Фрау Герцхаймер, соседка, с радостью согласилась помогать. Эдит надеялась, что фрау Герцхаймер сумеет заставить отца ее слушаться. Она рассчитывала, что Генрих будет заходить после работы в отцовском магазине и проверять, все ли в порядке, до тех пор, пока и ему самому не придется садиться на поезд. И еще она молилась, чтобы агентство как можно быстрее прислало новую сиделку. Она боялась, что отца отправят в лечебницу; там он может зачахнуть.

Не в силах найти слова для отца, Эдит принялась было писать письмо Генриху, но не могла придумать ничего лучше, чем рассказать, как сильно она уже по нему скучает. Эдит и Генрих отправлялись в Польшу, отдельно друг от друга, оба – пешки в игре куда большей, чем их жизни. При малейшем подозрении имена нашептывались блокфюрерам СС. Соседей-евреев – мужчин, женщин, даже невинных детей вроде сынишки Нусбаумов – в мрачной тишине выводили из домов и толпами увозили, будто бы они не люди, а шахматные фигуры на огромной доске. И мальчики, едва ли старше четырнадцати лет, маршировали в военной форме, и их голоса звучали по улицам долгим эхом.

«Сегодня Германия наша, а завтра – весь мир».

Эдит, Генрих и, как ей представлялось, тысячи других таких же людей по всему Рейху чувствовали себя беспомощными и не сопротивлялись, боясь последствий.

Найдут ли они друг друга, прибыв в Польшу? И каким увидят они дом, если повезет вернуться живыми?
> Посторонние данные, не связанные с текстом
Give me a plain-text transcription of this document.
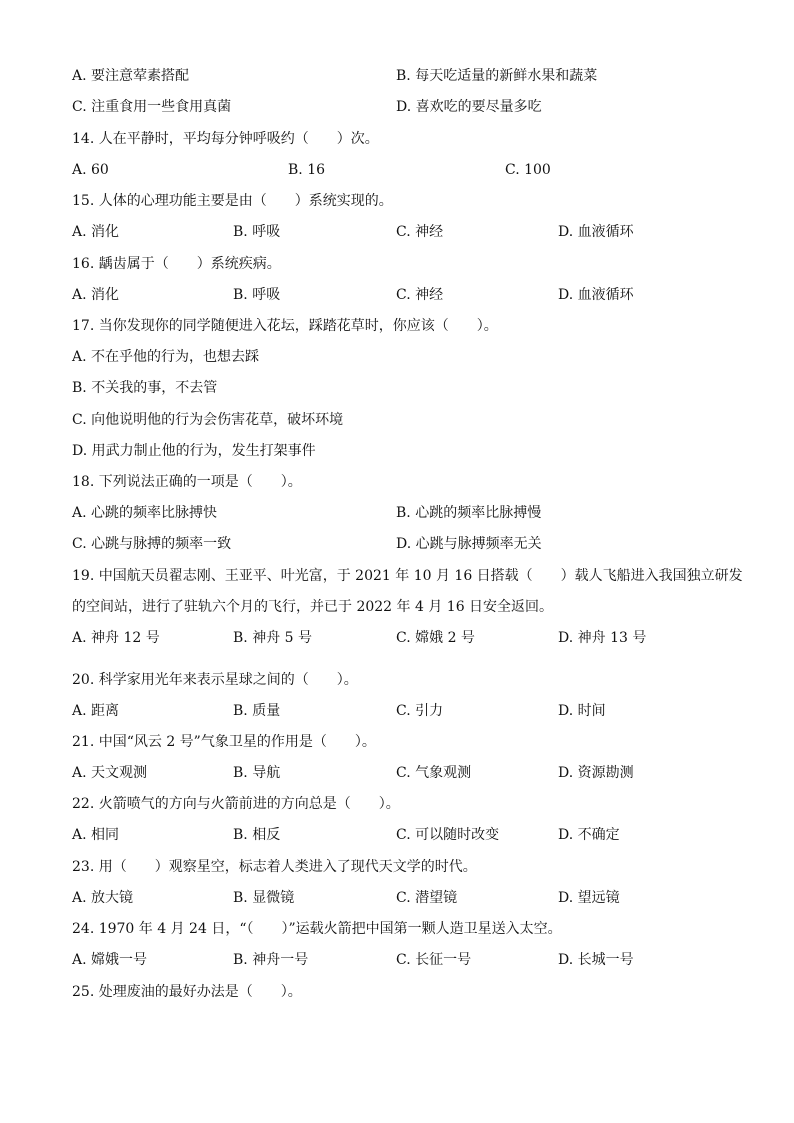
A. 要注意荤素搭配	B. 每天吃适量的新鲜水果和蔬菜
C. 注重食用一些食用真菌	D. 喜欢吃的要尽量多吃
14. 人在平静时，平均每分钟呼吸约（　　）次。
A. 60	B. 16	C. 100
15. 人体的心理功能主要是由（　　）系统实现的。
A. 消化	B. 呼吸	C. 神经	D. 血液循环
16. 龋齿属于（　　）系统疾病。
A. 消化	B. 呼吸	C. 神经	D. 血液循环
17. 当你发现你的同学随便进入花坛，踩踏花草时，你应该（　　）。
A. 不在乎他的行为，也想去踩
B. 不关我的事，不去管
C. 向他说明他的行为会伤害花草，破坏环境
D. 用武力制止他的行为，发生打架事件
18. 下列说法正确的一项是（　　）。
A. 心跳的频率比脉搏快	B. 心跳的频率比脉搏慢
C. 心跳与脉搏的频率一致	D. 心跳与脉搏频率无关
19. 中国航天员翟志刚、王亚平、叶光富，于 2021 年 10 月 16 日搭载（　　）载人飞船进入我国独立研发
的空间站，进行了驻轨六个月的飞行，并已于 2022 年 4 月 16 日安全返回。
A. 神舟 12 号	B. 神舟 5 号	C. 嫦娥 2 号	D. 神舟 13 号
20. 科学家用光年来表示星球之间的（　　）。
A. 距离	B. 质量	C. 引力	D. 时间
21. 中国“风云 2 号”气象卫星的作用是（　　）。
A. 天文观测	B. 导航	C. 气象观测	D. 资源勘测
22. 火箭喷气的方向与火箭前进的方向总是（　　）。
A. 相同	B. 相反	C. 可以随时改变	D. 不确定
23. 用（　　）观察星空，标志着人类进入了现代天文学的时代。
A. 放大镜	B. 显微镜	C. 潜望镜	D. 望远镜
24. 1970 年 4 月 24 日，“（　　）”运载火箭把中国第一颗人造卫星送入太空。
A. 嫦娥一号	B. 神舟一号	C. 长征一号	D. 长城一号
25. 处理废油的最好办法是（　　）。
Эдит надеялась, что письмо поможет ей успокоить нервы, унять тревогу о предстоящем. Вместо этого у нее в голове возник шквал вопросов. Как же все так быстро дошло до такой степени? Почему она не могла, как Манфред, предвидеть планы директоров музея? И как ее – простого реставратора, тихо возившегося в своей подвальной мастерской, – вдруг вытолкнули в самый центр этого конфликта?

Когда у нее выкристаллизовался ответ на этот вопрос, сердце ее замерло.

«Потому что это я обратила их внимание на эти картины». Она почувствовала себя круглой дурой из-за того, что вовремя не осознала, о чем именно ее просят. Не поняла, что это значит и какие у ее, казалось бы, безобидного исследования в музейной библиотеке будут последствия.

Эдит достала папку с каталогами произведений искусства, которые, по требованию директоров музея, она должна охранять. Она развязала папку и вновь пролистала страницы. Наверняка же эти картины – лишь небольшая часть имущества семьи Чарторыйских.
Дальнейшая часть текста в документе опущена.